Sparsifying Knowledge-Graph Using Target Information

Sparsifying knowledge graphs for supervised tasks, using PMI to remove irrelevant edges; with concrete example using medical data

Published in

Towards Data Science

9 min readMay 5, 2024

Generated at deepai.org — “Medical Knowledge Graph” — generated at deepai.org

The following is a simplified snippet from a research project I conducted while working at Microsoft Research, under the guidance of Professor Elad Yom-Tov.

Prerequisites: Familiarity with supervised machine learning and a basic grasp of Knowledge Graphs, including their utilization in Feature Engineering.

TL;DR

You have a Supervised ML task, predicting a target variable y from high-dimension binary feature-space, and you want to utilise a knowledge graph where each node represents one feature.

The problem is that the knowledge graph is dense. Specifically, there are many irrelevant edges (anecdote: Wikipedia overlink crisis).

The trick: Assess the relevance of each edge by measuring Pointwise Mutual Information (PMI) between its occurrence and the target variable. Eliminate edges with low relevance. Voilà!

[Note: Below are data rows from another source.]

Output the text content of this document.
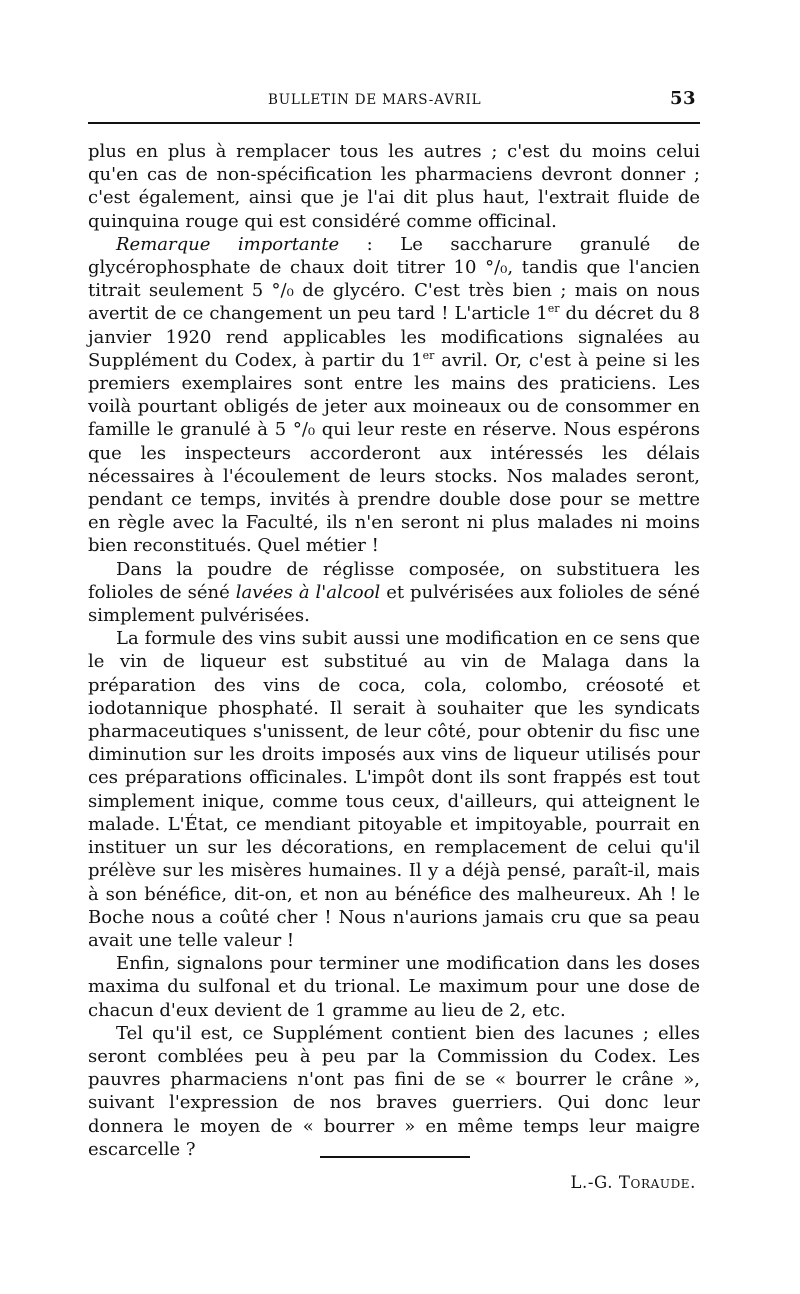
BULLETIN DE MARS-AVRIL	53

plus en plus à remplacer tous les autres ; c'est du moins celui qu'en cas de non-spécification les pharmaciens devront donner ; c'est également, ainsi que je l'ai dit plus haut, l'extrait fluide de quinquina rouge qui est considéré comme officinal.

Remarque importante : Le saccharure granulé de glycérophosphate de chaux doit titrer 10 °/₀, tandis que l'ancien titrait seulement 5 °/₀ de glycéro. C'est très bien ; mais on nous avertit de ce changement un peu tard ! L'article 1er du décret du 8 janvier 1920 rend applicables les modifications signalées au Supplément du Codex, à partir du 1er avril. Or, c'est à peine si les premiers exemplaires sont entre les mains des praticiens. Les voilà pourtant obligés de jeter aux moineaux ou de consommer en famille le granulé à 5 °/₀ qui leur reste en réserve. Nous espérons que les inspecteurs accorderont aux intéressés les délais nécessaires à l'écoulement de leurs stocks. Nos malades seront, pendant ce temps, invités à prendre double dose pour se mettre en règle avec la Faculté, ils n'en seront ni plus malades ni moins bien reconstitués. Quel métier !

Dans la poudre de réglisse composée, on substituera les folioles de séné lavées à l'alcool et pulvérisées aux folioles de séné simplement pulvérisées.

La formule des vins subit aussi une modification en ce sens que le vin de liqueur est substitué au vin de Malaga dans la préparation des vins de coca, cola, colombo, créosoté et iodotannique phosphaté. Il serait à souhaiter que les syndicats pharmaceutiques s'unissent, de leur côté, pour obtenir du fisc une diminution sur les droits imposés aux vins de liqueur utilisés pour ces préparations officinales. L'impôt dont ils sont frappés est tout simplement inique, comme tous ceux, d'ailleurs, qui atteignent le malade. L'État, ce mendiant pitoyable et impitoyable, pourrait en instituer un sur les décorations, en remplacement de celui qu'il prélève sur les misères humaines. Il y a déjà pensé, paraît-il, mais à son bénéfice, dit-on, et non au bénéfice des malheureux. Ah ! le Boche nous a coûté cher ! Nous n'aurions jamais cru que sa peau avait une telle valeur !

Enfin, signalons pour terminer une modification dans les doses maxima du sulfonal et du trional. Le maximum pour une dose de chacun d'eux devient de 1 gramme au lieu de 2, etc.

Tel qu'il est, ce Supplément contient bien des lacunes ; elles seront comblées peu à peu par la Commission du Codex. Les pauvres pharmaciens n'ont pas fini de se « bourrer le crâne », suivant l'expression de nos braves guerriers. Qui donc leur donnera le moyen de « bourrer » en même temps leur maigre escarcelle ?

L.-G. Toraude.
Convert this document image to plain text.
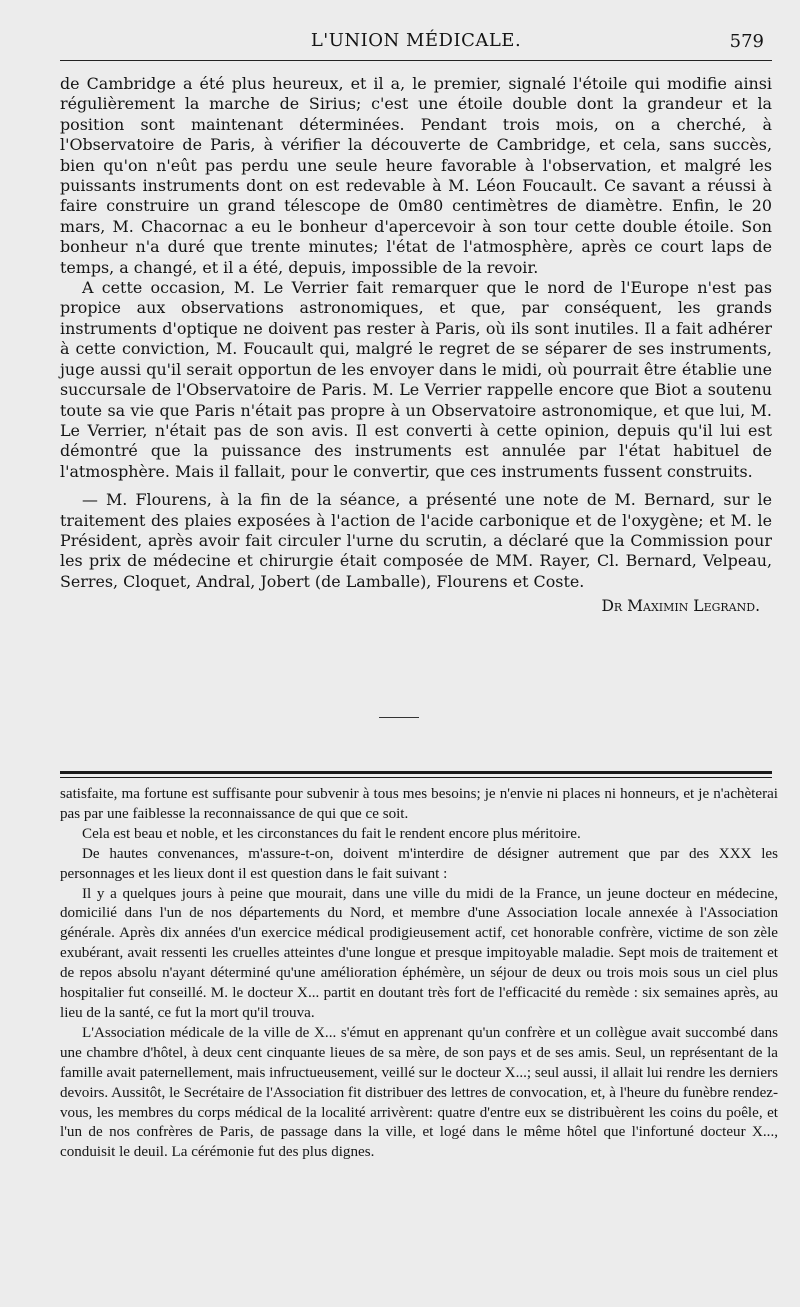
L'UNION MÉDICALE.	579

de Cambridge a été plus heureux, et il a, le premier, signalé l'étoile qui modifie ainsi régulièrement la marche de Sirius; c'est une étoile double dont la grandeur et la position sont maintenant déterminées. Pendant trois mois, on a cherché, à l'Observatoire de Paris, à vérifier la découverte de Cambridge, et cela, sans succès, bien qu'on n'eût pas perdu une seule heure favorable à l'observation, et malgré les puissants instruments dont on est redevable à M. Léon Foucault. Ce savant a réussi à faire construire un grand télescope de 0m80 centimètres de diamètre. Enfin, le 20 mars, M. Chacornac a eu le bonheur d'apercevoir à son tour cette double étoile. Son bonheur n'a duré que trente minutes; l'état de l'atmosphère, après ce court laps de temps, a changé, et il a été, depuis, impossible de la revoir.

A cette occasion, M. Le Verrier fait remarquer que le nord de l'Europe n'est pas propice aux observations astronomiques, et que, par conséquent, les grands instruments d'optique ne doivent pas rester à Paris, où ils sont inutiles. Il a fait adhérer à cette conviction, M. Foucault qui, malgré le regret de se séparer de ses instruments, juge aussi qu'il serait opportun de les envoyer dans le midi, où pourrait être établie une succursale de l'Observatoire de Paris. M. Le Verrier rappelle encore que Biot a soutenu toute sa vie que Paris n'était pas propre à un Observatoire astronomique, et que lui, M. Le Verrier, n'était pas de son avis. Il est converti à cette opinion, depuis qu'il lui est démontré que la puissance des instruments est annulée par l'état habituel de l'atmosphère. Mais il fallait, pour le convertir, que ces instruments fussent construits.

— M. Flourens, à la fin de la séance, a présenté une note de M. Bernard, sur le traitement des plaies exposées à l'action de l'acide carbonique et de l'oxygène; et M. le Président, après avoir fait circuler l'urne du scrutin, a déclaré que la Commission pour les prix de médecine et chirurgie était composée de MM. Rayer, Cl. Bernard, Velpeau, Serres, Cloquet, Andral, Jobert (de Lamballe), Flourens et Coste.

Dr Maximin Legrand.

satisfaite, ma fortune est suffisante pour subvenir à tous mes besoins; je n'envie ni places ni honneurs, et je n'achèterai pas par une faiblesse la reconnaissance de qui que ce soit.

Cela est beau et noble, et les circonstances du fait le rendent encore plus méritoire.

De hautes convenances, m'assure-t-on, doivent m'interdire de désigner autrement que par des XXX les personnages et les lieux dont il est question dans le fait suivant :

Il y a quelques jours à peine que mourait, dans une ville du midi de la France, un jeune docteur en médecine, domicilié dans l'un de nos départements du Nord, et membre d'une Association locale annexée à l'Association générale. Après dix années d'un exercice médical prodigieusement actif, cet honorable confrère, victime de son zèle exubérant, avait ressenti les cruelles atteintes d'une longue et presque impitoyable maladie. Sept mois de traitement et de repos absolu n'ayant déterminé qu'une amélioration éphémère, un séjour de deux ou trois mois sous un ciel plus hospitalier fut conseillé. M. le docteur X... partit en doutant très fort de l'efficacité du remède : six semaines après, au lieu de la santé, ce fut la mort qu'il trouva.

L'Association médicale de la ville de X... s'émut en apprenant qu'un confrère et un collègue avait succombé dans une chambre d'hôtel, à deux cent cinquante lieues de sa mère, de son pays et de ses amis. Seul, un représentant de la famille avait paternellement, mais infructueusement, veillé sur le docteur X...; seul aussi, il allait lui rendre les derniers devoirs. Aussitôt, le Secrétaire de l'Association fit distribuer des lettres de convocation, et, à l'heure du funèbre rendez-vous, les membres du corps médical de la localité arrivèrent: quatre d'entre eux se distribuèrent les coins du poêle, et l'un de nos confrères de Paris, de passage dans la ville, et logé dans le même hôtel que l'infortuné docteur X..., conduisit le deuil. La cérémonie fut des plus dignes.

Now, let’s move into the details.

First off, in the first chapter we will explore the need of graph sparsification. In Chapter 2 we’ll make it concrete using an example from the medical domain. Then, in the final chapter, we’ll delve into the core topic: graph sparsification using PMI. Enjoy!

First Chapter: The Need

Graphs and specifically Knowledge Graphs (KG) are ubiquitous. The technology is ripening with the advances in both Graph DB infrastructure and with the theoretical ML tools (e.g. Node Embeddings).

A critical challenge when working on Knowledge Graph in the real world is — and in my humble opinion forever will be — density. Even algorithms with polynomial complexity might fail on dense graphs. Looking into the future, if the hardware will advance - the future Knowledge Graphs will increase both in number of nodes and in number of edges. [Moreover, I predict and hope that in this arms race we will gradationally see hierarchical hypergraphs and other monstrosities joining the game.]

The strength of KGs is the fact that they hold complex connections in large domain of knowledge, e.g. all the medical knowledge or all the known astronomical objects, and therefore you can use them to enrich simpler features, for instance, if your features are very sparse, e.g., very rare medical conditions, they can be enriched by “neighboring” pieces of information from the graph.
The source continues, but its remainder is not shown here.